This assignment is based on my experience of caring for an infant with Neonatal Abstinence Syndrome (NAS) in a Special Care Baby Unit (SCBU). NAS is a set of signs and symptoms experienced by certain infants after a sudden withdrawal of passively transferred intrauterine opioids or other psychoactive substances used by mother during pregnancy (Gomez-Pomar et al, 2018). Most commonly, these babies demonstrate the following: tremors, hyperirritability, excessive crying, loose stools, vomiting, poor sleeping, yawning, myoclonic jerks, and seizures in severe cases (Wexelblatt et al, 2018). Using the 5Rs Framework for Reflection, this assignment will focus on skin-to-skin contact (SSC) as a non-pharmacological intervention for NAS. SSC involves direct touch by placing a naked infant to a mother’s bare chest (Feldman-Winter et al, 2016). To protect patient confidentiality, the neonate under discussion will be referred to as Star (NMC, 2018).

Star was born at 38 weeks gestation and admitted to SCBU. Star’s mother had used 7 different prohibited substances during pregnancy. Both her parents abused drugs and had visiting restrictions due to continued substance use and aggressive behaviour. Star initially received 170 mcg of oral morphine 4 hourly but was weaned to 150 mcg that day. Using the Modified Finnegan Scoring System (see Appendix), Star’s withdrawal scores were graded an hour after each dose. At the beginning of my shift, Star’s withdrawal score was 8 with symptoms including inconsolability, high-pitched cry, sweating and loose stools. I gave another dose of oral morphine but she remained agitated with a withdrawal score of 7 an hour after. A few hours later, Star’s mom came to visit. She appeared calm and appropriate and showed acceptable behaviour. I encouraged her to at least do cares and SSC but she was reluctant. Moreover, a 1-hour restricted visit was not enough for mother to bond with baby and to provide the best care she needs.

The main challenge of the situation was the inability of Star’s mother to provide infant supportive measures due to time constraints and social issues. Thus, not only was SSC unlikely to be provided but, maternal-infant attachment was clearly compromised. This led me to ponder on the nurses’ role in strengthening this bond and in the care for NAS babies without maternal presence.

The post-natal period is crucial for infants in establishing connection to a primary caregiver, which can have long-standing impacts on emotional regulation and attachment patterns (Bystrova et al, 2009). According to Canfield et al (2017), although current health and social policy generally recognise the significance of primary attachment relationship to the infant’s health and well-being, the reality is many substance-exposed infants have limited to no interaction with their biological mothers while hospitalised. The reasons for this lack of interaction may include poor maternal physical or mental health, issues of addiction and, most commonly, the intervention of child protection services.

As for Star’s case, attachment was not facilitated because of mother’s sporadic visits and unwillingness to participate. When mothers do not actively partake and visit their newborns, nurses must ensure they incorporate a caregiving role (Velez et al, 2008). Although many aspects of care must be done by a trained nurse, there are also many tasks that mothers could accomplish to develop attachment. Thus, it is important for nurses to support mothers in fully establishing their role by including them in such tasks when possible so they can contribute to their child’s care in meaningful ways (Cleveland et al, 2013). Promoting maternal-infant connection by engaging mothers with addiction in the care of their infants is one of the most effective ways to improve outcomes for this population (Pajulo et al, 2001). Providing opportunities for mothers to care for their babies is essential to maintain family-centred care.

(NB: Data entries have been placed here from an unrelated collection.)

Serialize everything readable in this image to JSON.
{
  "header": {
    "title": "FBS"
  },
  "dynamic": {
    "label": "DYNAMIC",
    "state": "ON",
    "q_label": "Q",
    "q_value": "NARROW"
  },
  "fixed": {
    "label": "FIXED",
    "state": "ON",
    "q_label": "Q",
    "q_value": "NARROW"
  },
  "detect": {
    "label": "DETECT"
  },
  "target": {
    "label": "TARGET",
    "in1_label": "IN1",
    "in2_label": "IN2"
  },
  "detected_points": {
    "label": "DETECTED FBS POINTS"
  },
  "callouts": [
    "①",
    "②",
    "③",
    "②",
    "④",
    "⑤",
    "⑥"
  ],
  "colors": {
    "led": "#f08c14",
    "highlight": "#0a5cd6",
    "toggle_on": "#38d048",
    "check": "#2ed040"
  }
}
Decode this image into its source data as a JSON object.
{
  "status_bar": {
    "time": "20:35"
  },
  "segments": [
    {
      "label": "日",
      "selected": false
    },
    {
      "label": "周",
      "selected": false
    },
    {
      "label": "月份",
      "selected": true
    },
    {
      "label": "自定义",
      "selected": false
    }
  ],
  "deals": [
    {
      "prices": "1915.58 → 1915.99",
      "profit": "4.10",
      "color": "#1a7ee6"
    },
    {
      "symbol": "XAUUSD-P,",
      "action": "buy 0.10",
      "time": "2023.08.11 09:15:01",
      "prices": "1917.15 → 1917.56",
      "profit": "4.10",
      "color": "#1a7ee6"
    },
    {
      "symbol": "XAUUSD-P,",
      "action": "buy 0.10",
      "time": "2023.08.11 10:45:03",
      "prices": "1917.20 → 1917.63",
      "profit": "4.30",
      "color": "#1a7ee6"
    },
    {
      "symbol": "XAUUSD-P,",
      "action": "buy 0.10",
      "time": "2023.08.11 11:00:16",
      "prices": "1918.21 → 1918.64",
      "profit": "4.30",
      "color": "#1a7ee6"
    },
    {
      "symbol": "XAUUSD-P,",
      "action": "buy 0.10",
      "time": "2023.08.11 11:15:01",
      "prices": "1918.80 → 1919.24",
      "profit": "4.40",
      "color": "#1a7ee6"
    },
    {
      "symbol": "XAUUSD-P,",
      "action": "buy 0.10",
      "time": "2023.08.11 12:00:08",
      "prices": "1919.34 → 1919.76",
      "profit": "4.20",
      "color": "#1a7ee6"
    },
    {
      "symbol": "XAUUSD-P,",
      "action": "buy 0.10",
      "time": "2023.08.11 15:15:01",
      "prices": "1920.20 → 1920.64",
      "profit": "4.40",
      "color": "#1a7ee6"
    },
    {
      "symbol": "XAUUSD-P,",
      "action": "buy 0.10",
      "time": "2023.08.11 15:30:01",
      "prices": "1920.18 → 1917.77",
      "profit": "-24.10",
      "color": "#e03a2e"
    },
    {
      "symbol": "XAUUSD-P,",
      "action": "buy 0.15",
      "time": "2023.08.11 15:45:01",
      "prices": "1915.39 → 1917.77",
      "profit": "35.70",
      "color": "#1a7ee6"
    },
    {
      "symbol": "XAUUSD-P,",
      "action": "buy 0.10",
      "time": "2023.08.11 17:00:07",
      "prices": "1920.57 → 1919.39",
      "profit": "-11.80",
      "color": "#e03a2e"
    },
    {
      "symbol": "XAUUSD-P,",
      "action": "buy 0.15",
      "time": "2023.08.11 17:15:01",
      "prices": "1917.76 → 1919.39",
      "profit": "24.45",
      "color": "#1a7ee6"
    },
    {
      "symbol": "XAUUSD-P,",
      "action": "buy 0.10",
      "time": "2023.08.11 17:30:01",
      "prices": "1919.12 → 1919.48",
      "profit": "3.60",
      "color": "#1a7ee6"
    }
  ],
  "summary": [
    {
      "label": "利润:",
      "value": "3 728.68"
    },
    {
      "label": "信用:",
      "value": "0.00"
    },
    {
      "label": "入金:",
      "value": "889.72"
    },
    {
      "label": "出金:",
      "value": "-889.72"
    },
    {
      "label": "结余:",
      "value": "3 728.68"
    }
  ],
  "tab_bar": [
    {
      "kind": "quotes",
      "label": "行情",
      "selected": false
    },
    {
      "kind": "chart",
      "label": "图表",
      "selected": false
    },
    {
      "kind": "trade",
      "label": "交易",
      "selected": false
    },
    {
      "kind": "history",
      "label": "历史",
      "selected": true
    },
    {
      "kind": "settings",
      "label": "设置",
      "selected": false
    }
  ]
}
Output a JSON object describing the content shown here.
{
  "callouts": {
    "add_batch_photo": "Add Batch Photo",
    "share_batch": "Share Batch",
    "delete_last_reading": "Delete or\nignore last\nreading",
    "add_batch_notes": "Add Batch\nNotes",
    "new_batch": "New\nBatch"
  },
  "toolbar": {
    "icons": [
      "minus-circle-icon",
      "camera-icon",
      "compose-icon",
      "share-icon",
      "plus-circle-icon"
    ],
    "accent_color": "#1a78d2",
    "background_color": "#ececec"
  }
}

Non-pharmacologic care of substance-exposed newborns involves performing a thorough assessment of the infant and his mother, providing interventions towards reducing environmental stimuli and promoting social integration for better neuro-developmental and physiologic outcomes (Velez, et al 2008). “An essential component of non-pharmacologic care is the education and facilitation of maternal involvement with the infant” (Velez, et al 2008, pp.113).

One way to encourage a mother’s involvement in her infant’s care can be through simple bedside non-pharmacologic measures such as SSC. Numerous studies have proven the effectiveness of SSC in improving physiologic stability in infants (Feldman-Winter, et al 2016). Through an evidenced-based project, Hiles (2011) found improvements in sleep after mothers implemented skin-to-skin care to NAS infants 1 hour post-feeding (cited in Maguire, 2014). A skin-to-skin/cuddling initiative, part of a coordinated rooming-in model and environmental controls of care described by Holmes (2016), found a 41% reduction in the proportion of opioid-exposed infants treated pharmacologically. A similar, multifaceted model of supportive care initiated with a cohort of 287 NAS neonates described by Grossman (2015) resulted in a decrease in length of stay and need for pharmacological treatment. Interestingly, non-pharmacological interventions were viewed as equivalent to medications; when increased intervention was required, parental involvement was increased. In a retrospective cohort study, Abrahams et al (2007) also found that avoiding separation, particularly in the crucial 4-6 weeks of life, promoted a strengthened mother-infant bond resulting to fewer withdrawal symptoms and required fewer treatment interventions for the newborn. Encouraging mothers to touch, hold, talk to and look at their babies not only has positive effects upon the recovery time of infants with NAS, it also improves the infant’s responses to sensory stimuli (Kenner et al, 2000).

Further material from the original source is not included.